海洋機構の美山らのシミュレーションでも、2020年ごろから、豊後水道では北向きの流れが遅くなり、通過流が弱化することが示された。神戸大の内山らの解析でも、通過流が弱まる結果になった。瀬戸内海と外洋の海水が入れ替わりにくくなり、環境が悪化することが懸念されている。
2020年、愛媛県西部の宇和島湾で、赤潮が9月上旬〜11月中旬に発生した。瀬戸内海の赤潮は通常、水温が高くなって、表層と深層の海水が混ざりにくい夏場に発生する。秋にずれ込んだ理由として、黒潮が足摺岬から大きく離れて豊後水道の海水温が上がらなかった可能性が指摘されている。
黒潮を形づくるのは、赤道の北で東から西へ向かう貿易風と、中緯度地域を西から東へ吹く偏西風の2つの地球規模の風だ。2つの風に挟まれた海では、時計回りの大規模な循環ができる。地球の自転に伴うコリオリの力を受けて、太平洋の西側にできた強い流れが黒潮だ。

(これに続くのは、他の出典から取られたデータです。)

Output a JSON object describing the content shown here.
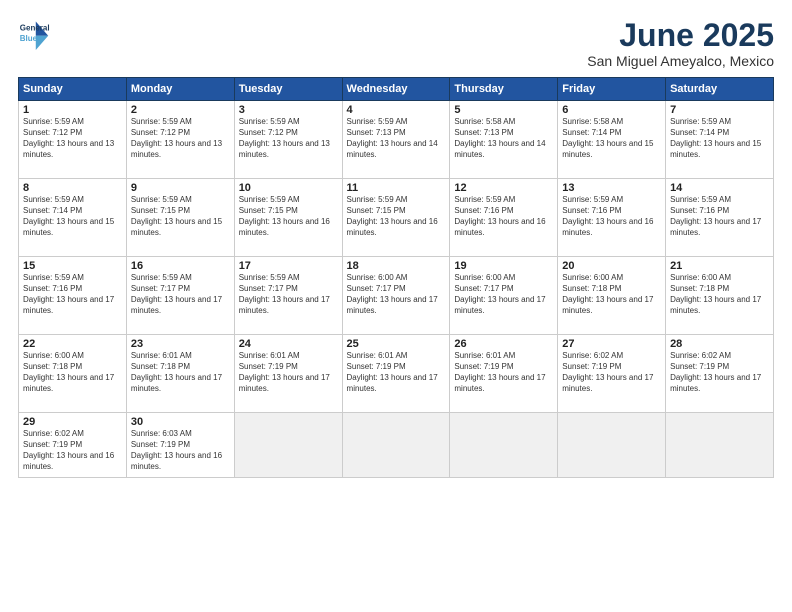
{
  "logo": {
    "line1": "General",
    "line2": "Blue"
  },
  "title": "June 2025",
  "subtitle": "San Miguel Ameyalco, Mexico",
  "weekdays": [
    "Sunday",
    "Monday",
    "Tuesday",
    "Wednesday",
    "Thursday",
    "Friday",
    "Saturday"
  ],
  "weeks": [
    [
      {
        "day": "1",
        "sunrise": "Sunrise: 5:59 AM",
        "sunset": "Sunset: 7:12 PM",
        "daylight": "Daylight: 13 hours and 13 minutes."
      },
      {
        "day": "2",
        "sunrise": "Sunrise: 5:59 AM",
        "sunset": "Sunset: 7:12 PM",
        "daylight": "Daylight: 13 hours and 13 minutes."
      },
      {
        "day": "3",
        "sunrise": "Sunrise: 5:59 AM",
        "sunset": "Sunset: 7:12 PM",
        "daylight": "Daylight: 13 hours and 13 minutes."
      },
      {
        "day": "4",
        "sunrise": "Sunrise: 5:59 AM",
        "sunset": "Sunset: 7:13 PM",
        "daylight": "Daylight: 13 hours and 14 minutes."
      },
      {
        "day": "5",
        "sunrise": "Sunrise: 5:58 AM",
        "sunset": "Sunset: 7:13 PM",
        "daylight": "Daylight: 13 hours and 14 minutes."
      },
      {
        "day": "6",
        "sunrise": "Sunrise: 5:58 AM",
        "sunset": "Sunset: 7:14 PM",
        "daylight": "Daylight: 13 hours and 15 minutes."
      },
      {
        "day": "7",
        "sunrise": "Sunrise: 5:59 AM",
        "sunset": "Sunset: 7:14 PM",
        "daylight": "Daylight: 13 hours and 15 minutes."
      }
    ],
    [
      {
        "day": "8",
        "sunrise": "Sunrise: 5:59 AM",
        "sunset": "Sunset: 7:14 PM",
        "daylight": "Daylight: 13 hours and 15 minutes."
      },
      {
        "day": "9",
        "sunrise": "Sunrise: 5:59 AM",
        "sunset": "Sunset: 7:15 PM",
        "daylight": "Daylight: 13 hours and 15 minutes."
      },
      {
        "day": "10",
        "sunrise": "Sunrise: 5:59 AM",
        "sunset": "Sunset: 7:15 PM",
        "daylight": "Daylight: 13 hours and 16 minutes."
      },
      {
        "day": "11",
        "sunrise": "Sunrise: 5:59 AM",
        "sunset": "Sunset: 7:15 PM",
        "daylight": "Daylight: 13 hours and 16 minutes."
      },
      {
        "day": "12",
        "sunrise": "Sunrise: 5:59 AM",
        "sunset": "Sunset: 7:16 PM",
        "daylight": "Daylight: 13 hours and 16 minutes."
      },
      {
        "day": "13",
        "sunrise": "Sunrise: 5:59 AM",
        "sunset": "Sunset: 7:16 PM",
        "daylight": "Daylight: 13 hours and 16 minutes."
      },
      {
        "day": "14",
        "sunrise": "Sunrise: 5:59 AM",
        "sunset": "Sunset: 7:16 PM",
        "daylight": "Daylight: 13 hours and 17 minutes."
      }
    ],
    [
      {
        "day": "15",
        "sunrise": "Sunrise: 5:59 AM",
        "sunset": "Sunset: 7:16 PM",
        "daylight": "Daylight: 13 hours and 17 minutes."
      },
      {
        "day": "16",
        "sunrise": "Sunrise: 5:59 AM",
        "sunset": "Sunset: 7:17 PM",
        "daylight": "Daylight: 13 hours and 17 minutes."
      },
      {
        "day": "17",
        "sunrise": "Sunrise: 5:59 AM",
        "sunset": "Sunset: 7:17 PM",
        "daylight": "Daylight: 13 hours and 17 minutes."
      },
      {
        "day": "18",
        "sunrise": "Sunrise: 6:00 AM",
        "sunset": "Sunset: 7:17 PM",
        "daylight": "Daylight: 13 hours and 17 minutes."
      },
      {
        "day": "19",
        "sunrise": "Sunrise: 6:00 AM",
        "sunset": "Sunset: 7:17 PM",
        "daylight": "Daylight: 13 hours and 17 minutes."
      },
      {
        "day": "20",
        "sunrise": "Sunrise: 6:00 AM",
        "sunset": "Sunset: 7:18 PM",
        "daylight": "Daylight: 13 hours and 17 minutes."
      },
      {
        "day": "21",
        "sunrise": "Sunrise: 6:00 AM",
        "sunset": "Sunset: 7:18 PM",
        "daylight": "Daylight: 13 hours and 17 minutes."
      }
    ],
    [
      {
        "day": "22",
        "sunrise": "Sunrise: 6:00 AM",
        "sunset": "Sunset: 7:18 PM",
        "daylight": "Daylight: 13 hours and 17 minutes."
      },
      {
        "day": "23",
        "sunrise": "Sunrise: 6:01 AM",
        "sunset": "Sunset: 7:18 PM",
        "daylight": "Daylight: 13 hours and 17 minutes."
      },
      {
        "day": "24",
        "sunrise": "Sunrise: 6:01 AM",
        "sunset": "Sunset: 7:19 PM",
        "daylight": "Daylight: 13 hours and 17 minutes."
      },
      {
        "day": "25",
        "sunrise": "Sunrise: 6:01 AM",
        "sunset": "Sunset: 7:19 PM",
        "daylight": "Daylight: 13 hours and 17 minutes."
      },
      {
        "day": "26",
        "sunrise": "Sunrise: 6:01 AM",
        "sunset": "Sunset: 7:19 PM",
        "daylight": "Daylight: 13 hours and 17 minutes."
      },
      {
        "day": "27",
        "sunrise": "Sunrise: 6:02 AM",
        "sunset": "Sunset: 7:19 PM",
        "daylight": "Daylight: 13 hours and 17 minutes."
      },
      {
        "day": "28",
        "sunrise": "Sunrise: 6:02 AM",
        "sunset": "Sunset: 7:19 PM",
        "daylight": "Daylight: 13 hours and 17 minutes."
      }
    ],
    [
      {
        "day": "29",
        "sunrise": "Sunrise: 6:02 AM",
        "sunset": "Sunset: 7:19 PM",
        "daylight": "Daylight: 13 hours and 16 minutes."
      },
      {
        "day": "30",
        "sunrise": "Sunrise: 6:03 AM",
        "sunset": "Sunset: 7:19 PM",
        "daylight": "Daylight: 13 hours and 16 minutes."
      },
      {
        "day": "",
        "sunrise": "",
        "sunset": "",
        "daylight": ""
      },
      {
        "day": "",
        "sunrise": "",
        "sunset": "",
        "daylight": ""
      },
      {
        "day": "",
        "sunrise": "",
        "sunset": "",
        "daylight": ""
      },
      {
        "day": "",
        "sunrise": "",
        "sunset": "",
        "daylight": ""
      },
      {
        "day": "",
        "sunrise": "",
        "sunset": "",
        "daylight": ""
      }
    ]
  ]
}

IPCC(気候変動に関する政府間パネル)の予測では、地球温暖化が進むと、貿易風が強まり、黒潮の勢いが増すと予想されていた。 実際は、偏西風や貿易風が北寄りの位置にシフトする傾向が強まっており、黒潮が流れる海域の風が弱くなっている。 大蛇行のメカニズムは不明な部分もまだ多いが、黒潮の流れが遅く、流量が少ない時に起こりやすい。
黒潮は10〜20年程度の周期で強まったり弱まったりを繰り返してきた。温暖化の影響を考えると、これまでと同じような振る舞いをする可能性は小さくなり、その将来を予測するのが困難になりつつある。